On a typical day, a PM makes many decisions, tradeoffs and prioritizes product features while keeping ROI at the center of it all. ROI framework works very well for a post-PMF product. For a pre-PMF product, if we try to optimize ROI, we will end up building a local optima. Yet we cannot ignore ROI, I have made this mistake a few times, “build it and they will come” may work but the question is “will they just come or will they also buy?”. What do I mean by that? Would I be able to convert the users to paid users? Am I providing value? Do they perceive value in the product that is worth spending money on? My point is, for a product that has not found PMF, while ROI metric is important, it alone cannot be the metric that’s driving decisions to help us find product-market-fit.
For example, at Akamai we developed a product that can be integrated into streaming apps to enable downloads for offline consumption. This is a great product, has a good market fit and a positive ROI. However, there are other factors that needed to be weighed in, competitive offerings, business model, long term company strategy, margin, customer delight. If ROI is the only metric we cared about, we would have pushed the product ahead but we decided to not pursue that product even though we had 10 paying customers and close to one million dollars in annual recurring license revenue in the first year of launch.
So how exactly is product manager’s role different before PMF? PM’s main objectives before PMF are to –
- Identify a customer problem in a large market, and go solve that problem. This takes building, iterating, learning, listening to the customer, there is no overnight eureka moment here. The most crucial superpower any successful pre-PMF product team can posses is experimenting, learning from data (qualitative and quantitative) and quickly iterating to reach PMF.
- Ensure that the customer is willing to pay for your product.
- Be clear on who the user and customer are for your product, sometimes they are the same people and sometimes not.
“When you are before PMF, focus obsessively on getting to product/market fit. Do whatever is required to get to product/market fit.

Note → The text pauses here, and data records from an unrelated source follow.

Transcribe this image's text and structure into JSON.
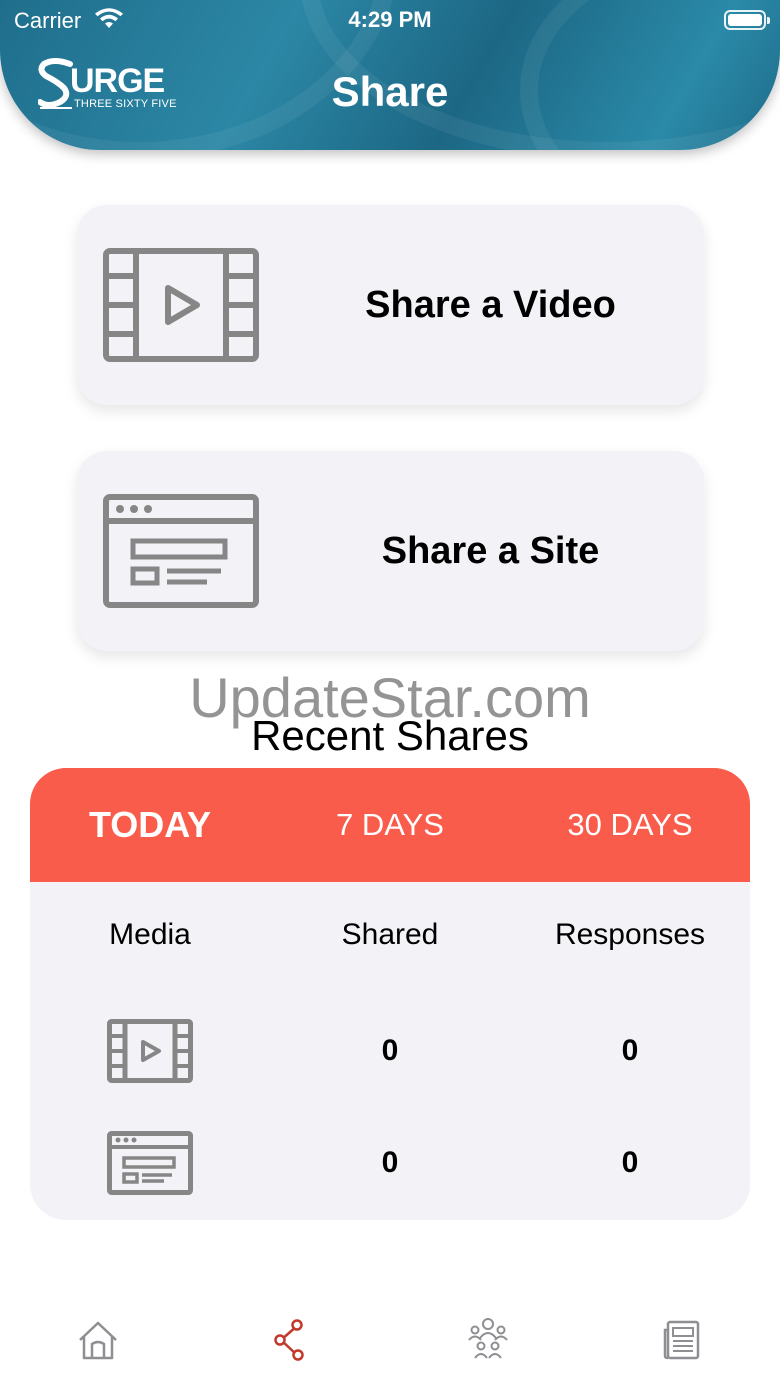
{
  "status_bar": {
    "carrier": "Carrier",
    "time": "4:29 PM"
  },
  "header": {
    "title": "Share",
    "logo": {
      "word": "URGE",
      "sub": "THREE SIXTY FIVE"
    }
  },
  "share_options": [
    {
      "label": "Share a Video",
      "icon": "film-play-icon"
    },
    {
      "label": "Share a Site",
      "icon": "browser-window-icon"
    }
  ],
  "watermark": "UpdateStar.com",
  "recent_shares": {
    "title": "Recent Shares",
    "tabs": [
      {
        "label": "TODAY",
        "active": true
      },
      {
        "label": "7 DAYS",
        "active": false
      },
      {
        "label": "30 DAYS",
        "active": false
      }
    ],
    "columns": [
      "Media",
      "Shared",
      "Responses"
    ],
    "rows": [
      {
        "media_icon": "film-play-icon",
        "shared": "0",
        "responses": "0"
      },
      {
        "media_icon": "browser-window-icon",
        "shared": "0",
        "responses": "0"
      }
    ],
    "accent_color": "#fa5c4b"
  },
  "bottom_nav": [
    {
      "icon": "home-icon",
      "active": false
    },
    {
      "icon": "share-icon",
      "active": true
    },
    {
      "icon": "people-icon",
      "active": false
    },
    {
      "icon": "newspaper-icon",
      "active": false
    }
  ],
  "colors": {
    "header": "#1f6e8c",
    "card_bg": "#f2f2f7",
    "icon_gray": "#868686",
    "nav_active": "#c0392b",
    "nav_inactive": "#8e8e93"
  }
}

Including changing out people, rewriting your product, moving into a different market, telling customers no when you don’t want to, telling customers yes when you don’t want to, raising that fourth round of highly dilutive venture capital — whatever is required. When you get right down to it, you can ignore almost everything else. I’m not suggesting that you do ignore everything else — just that judging from what I’ve seen in successful startups, you can.“
Marc Andreessen – https://a16z.com/2017/02/18/12-things-about-product-market-fit/
Let’s unpack that to get a sense of what frameworks, metrics and tools a PM could use to get to PMF.
First, identify a customer problem in a large market, how to do that? Through build-measure-iterate loops. Running experiments, be willing to fail and learn what the market is telling us. What value we think we are creating and does the customer see the value as well? This is validating your value-hypothesis, I’m paraphrasing Andy Rachleff.
Second, ensure that customer is going to pay for the product otherwise it’s a nice hobby but not a business. Again test-measure-learn what pricing works, what business model works the best. Subscriptions? Transactional? Bundling with other services? Giving the product away for free in order to grow another north star metric?
Lastly, be clear on user and customer. Are you selling to the end user? Are you giving the product for free to users but charging your partners? Is your user the customer e.g. Netflix subscriber or is your user just a user and your customer is a small business e.g. EventBrite. Understanding this and setting the right priorities to delight both the customer and the user in different ways is important, ignore any one of them at your own peril.